The Court of Appeal decided the employee’s attendance at the tavern was an incident of his employment and therefore caught under the workers’ compensation scheme. In making the decision, the Court of Appeal took into account factors such as:
- Leinster is a ‘closed town’, meaning only workers employed or associated with the mining operations or in businesses that support the operations or the town can reside there
- All employees were subject to the ‘Leinster Township and SPQ Village Rules’
- The tavern was 250m away from the employee’s room
- The employer advertised the tavern and other facilities on its website as part of providing information about the living and recreation arrangements at Leinster, with a view to making the working conditions more attractive than they otherwise may have been.
- The ‘FIFO/DIDO Code of Behaviour’ (fly-in/fly-out or drive-in/drive-out) applied at all times while completing the employee’s two-week swing, even when in ‘Company provided accommodation’
- Employees were expected to be fully rested prior to commencing their shift and were not encouraged to drive at night unless necessary, which acted as a disincentive to leaving Leinster during the swing.

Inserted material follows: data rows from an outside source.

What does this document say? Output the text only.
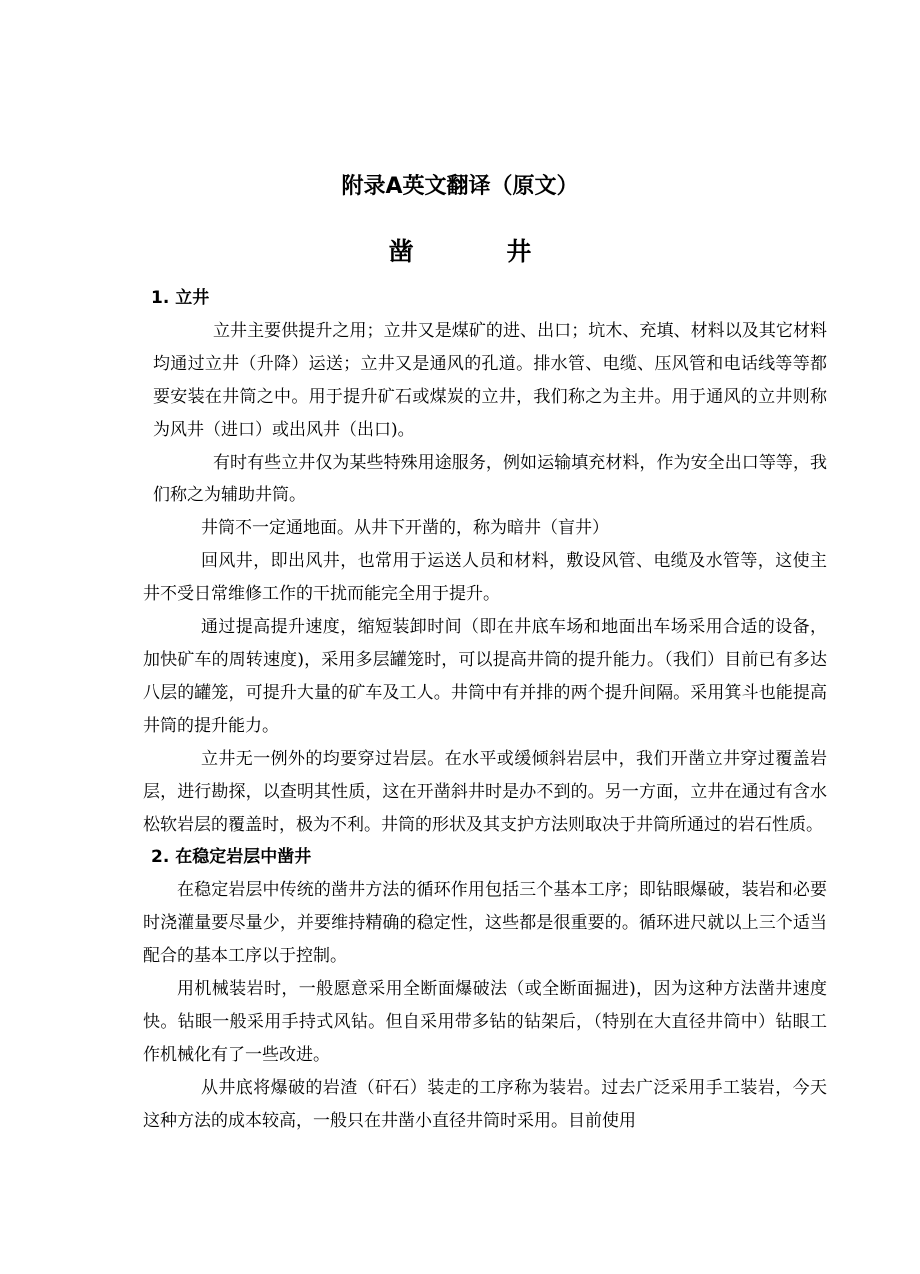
附录A英文翻译（原文）
凿 井

1. 立井

立井主要供提升之用；立井又是煤矿的进、出口；坑木、充填、材料以及其它材料均通过立井（升降）运送；立井又是通风的孔道。排水管、电缆、压风管和电话线等等都要安装在井筒之中。用于提升矿石或煤炭的立井，我们称之为主井。用于通风的立井则称为风井（进口）或出风井（出口)。

有时有些立井仅为某些特殊用途服务，例如运输填充材料，作为安全出口等等，我们称之为辅助井筒。

井筒不一定通地面。从井下开凿的，称为暗井（盲井）

回风井，即出风井，也常用于运送人员和材料，敷设风管、电缆及水管等，这使主井不受日常维修工作的干扰而能完全用于提升。

通过提高提升速度，缩短装卸时间（即在井底车场和地面出车场采用合适的设备，加快矿车的周转速度)，采用多层罐笼时，可以提高井筒的提升能力。（我们）目前已有多达八层的罐笼，可提升大量的矿车及工人。井筒中有并排的两个提升间隔。采用箕斗也能提高井筒的提升能力。

立井无一例外的均要穿过岩层。在水平或缓倾斜岩层中，我们开凿立井穿过覆盖岩层，进行勘探，以查明其性质，这在开凿斜井时是办不到的。另一方面，立井在通过有含水松软岩层的覆盖时，极为不利。井筒的形状及其支护方法则取决于井筒所通过的岩石性质。

2. 在稳定岩层中凿井

在稳定岩层中传统的凿井方法的循环作用包括三个基本工序；即钻眼爆破，装岩和必要时浇灌量要尽量少，并要维持精确的稳定性，这些都是很重要的。循环进尺就以上三个适当配合的基本工序以于控制。

用机械装岩时，一般愿意采用全断面爆破法（或全断面掘进)，因为这种方法凿井速度快。钻眼一般采用手持式风钻。但自采用带多钻的钻架后，（特别在大直径井筒中）钻眼工作机械化有了一些改进。

从井底将爆破的岩渣（矸石）装走的工序称为装岩。过去广泛采用手工装岩，今天这种方法的成本较高，一般只在井凿小直径井筒时采用。目前使用
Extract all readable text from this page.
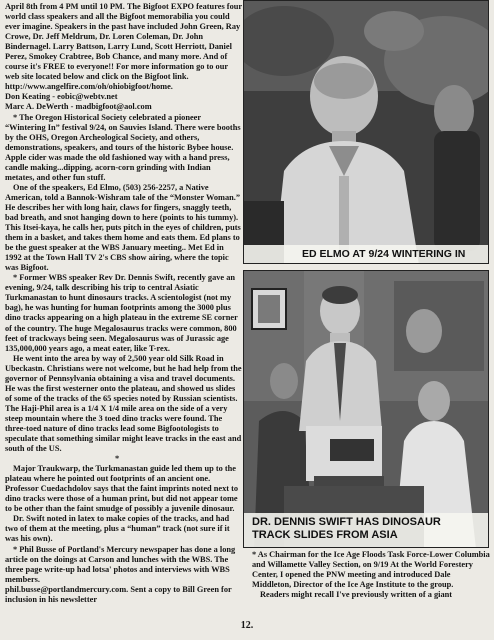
April 8th from 4 PM until 10 PM. The Bigfoot EXPO features four world class speakers and all the Bigfoot memorabilia you could ever imagine. Speakers in the past have included John Green, Ray Crowe, Dr. Jeff Meldrum, Dr. Loren Coleman, Dr. John Bindernagel. Larry Battson, Larry Lund, Scott Herriott, Daniel Perez, Smokey Crabtree, Bob Chance, and many more. And of course it's FREE to everyone!! For more information go to our web site located below and click on the Bigfoot link.

http://www.angelfire.com/oh/ohiobigfoot/home.

Don Keating - eobic@webtv.net

Marc A. DeWerth - madbigfoot@aol.com

* The Oregon Historical Society celebrated a pioneer “Wintering In” festival 9/24, on Sauvies Island. There were booths by the OHS, Oregon Archeological Society, and others, demonstrations, speakers, and tours of the historic Bybee house. Apple cider was made the old fashioned way with a hand press, candle making...dipping, acorn-corn grinding with Indian metates, and other fun stuff.

One of the speakers, Ed Elmo, (503) 256-2257, a Native American, told a Bannok-Wishram tale of the “Monster Woman.” He describes her with long hair, claws for fingers, snaggly teeth, bad breath, and snot hanging down to here (points to his tummy). This Itsei-kaya, he calls her, puts pitch in the eyes of children, puts them in a basket, and takes them home and eats them. Ed plans to be the guest speaker at the WBS January meeting.. Met Ed in 1992 at the Town Hall TV 2's CBS show airing, where the topic was Bigfoot.

* Former WBS speaker Rev Dr. Dennis Swift, recently gave an evening, 9/24, talk describing his trip to central Asiatic Turkmanastan to hunt dinosaurs tracks. A scientologist (not my bag), he was hunting for human footprints among the 3000 plus dino tracks appearing on a high plateau in the extreme SE corner of the country. The huge Megalosaurus tracks were common, 800 feet of trackways being seen. Megalosaurus was of Jurassic age 135,000,000 years ago, a meat eater, like T-rex.

He went into the area by way of 2,500 year old Silk Road in Ubeckastn. Christians were not welcome, but he had help from the governor of Pennsylvania obtaining a visa and travel documents. He was the first westerner onto the plateau, and showed us slides of some of the tracks of the 65 species noted by Russian scientists. The Haji-Phil area is a 1/4 X 1/4 mile area on the side of a very steep mountain where the 3 toed dino tracks were found. The three-toed nature of dino tracks lead some Bigfootologists to speculate that something similar might leave tracks in the east and south of the US.

*

Major Traukwarp, the Turkmanastan guide led them up to the plateau where he pointed out footprints of an ancient one. Professor Cuedachdolov says that the faint imprints noted next to dino tracks were those of a human print, but did not appear tome to be other than the faint smudge of possibly a juvenile dinosaur.

Dr. Swift noted in latex to make copies of the tracks, and had two of them at the meeting, plus a “human” track (not sure if it was his own).

* Phil Busse of Portland's Mercury newspaper has done a long article on the doings at Carson and lunches with the WBS. The three page write-up had lotsa' photos and interviews with WBS members.

phil.busse@portlandmercury.com. Sent a copy to Bill Green for inclusion in his newsletter

ED ELMO AT 9/24 WINTERING IN
DR. DENNIS SWIFT HAS DINOSAUR TRACK SLIDES FROM ASIA

* As Chairman for the Ice Age Floods Task Force-Lower Columbia and Willamette Valley Section, on 9/19 At the World Forestery Center, I opened the PNW meeting and introduced Dale Middleton, Director of the Ice Age Institute to the group.

Readers might recall I've previously written of a giant

12.
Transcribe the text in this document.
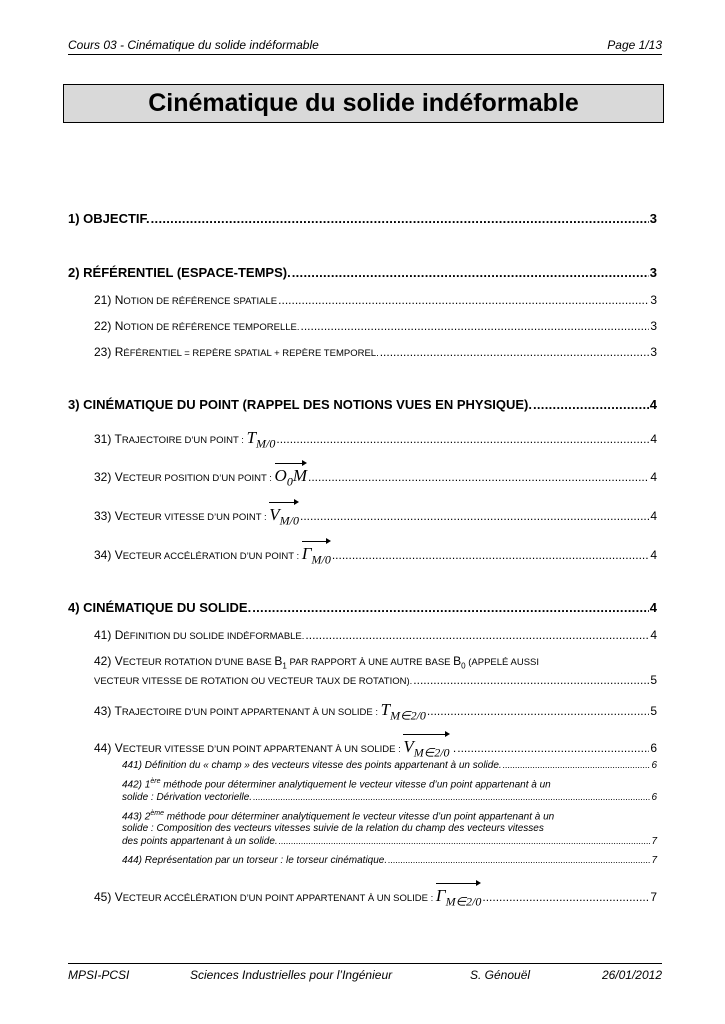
Cours 03 - Cinématique du solide indéformable	Page 1/13
Cinématique du solide indéformable
1) OBJECTIF. .....	3
2) RÉFÉRENTIEL (ESPACE-TEMPS). .....	3
21) NOTION DE RÉFÉRENCE SPATIALE .....	3
22) NOTION DE RÉFÉRENCE TEMPORELLE. .....	3
23) RÉFÉRENTIEL = REPÈRE SPATIAL + REPÈRE TEMPOREL. .....	3
3) CINÉMATIQUE DU POINT (RAPPEL DES NOTIONS VUES EN PHYSIQUE). .....	4
31) TRAJECTOIRE D’UN POINT : $T_{M/0}$ .....	4
32) VECTEUR POSITION D’UN POINT : $O_0M$ .....	4
33) VECTEUR VITESSE D’UN POINT : $V_{M/0}$ .....	4
34) VECTEUR ACCÉLÉRATION D’UN POINT : $\Gamma_{M/0}$ .....	4
4) CINÉMATIQUE DU SOLIDE. .....	4
41) DÉFINITION DU SOLIDE INDÉFORMABLE. .....	4
42) VECTEUR ROTATION D’UNE BASE $B_1$ PAR RAPPORT À UNE AUTRE BASE $B_0$ (APPELÉ AUSSI
VECTEUR VITESSE DE ROTATION OU VECTEUR TAUX DE ROTATION). .....	5
43) TRAJECTOIRE D’UN POINT APPARTENANT À UN SOLIDE : $T_{M\in 2/0}$ .....	5
44) VECTEUR VITESSE D’UN POINT APPARTENANT À UN SOLIDE : $V_{M\in 2/0}$ . .....	6
441) Définition du « champ » des vecteurs vitesse des points appartenant à un solide. .....	6
442) 1ère méthode pour déterminer analytiquement le vecteur vitesse d’un point appartenant à un
solide : Dérivation vectorielle. .....	6
443) 2ème méthode pour déterminer analytiquement le vecteur vitesse d’un point appartenant à un
solide : Composition des vecteurs vitesses suivie de la relation du champ des vecteurs vitesses
des points appartenant à un solide. .....	7
444) Représentation par un torseur : le torseur cinématique. .....	7
45) VECTEUR ACCÉLÉRATION D’UN POINT APPARTENANT À UN SOLIDE : $\Gamma_{M\in 2/0}$ .....	7
MPSI-PCSI	Sciences Industrielles pour l’Ingénieur	S. Génouël	26/01/2012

In reaching this decision, the Court of Appeal considered the well-established general principle that an interval or interlude within an overall episode of work will be deemed to be within the course of employment if the employer (expressly or impliedly) has induced or encouraged the employee to spend the interval or interlude at a particular place or in a particular way. Unless the employee is guilty of misconduct so as to take them outside of their course of employment, any injury sustained in such an interval or interlude is compensable.
It was held that the employee in this case was in Leinster, and at the camp, as an incident of his employment. While in the camp he remained under the control of the employer and he was expected to make use of the facilities provided by BHP, which included the tavern. By operation of the employer’s policies (which discouraged the employee from leaving the camp), the employee was induced to remain at the camp throughout his swing. He was injured at the tavern and, not having himself committed an act of gross misconduct, the injury therefore was deemed to have occurred during an interval in an overall period of work.
While these principles only apply where an employee is engaged in an activity or present at a place at the encouragement of the employer, this decision highlights the need for employers to be mindful of all of the activities they induce or encourage. It is now very clear that even social activities are capable of exposing employers to liability under the workers’ compensation laws for any injury suffered by employees.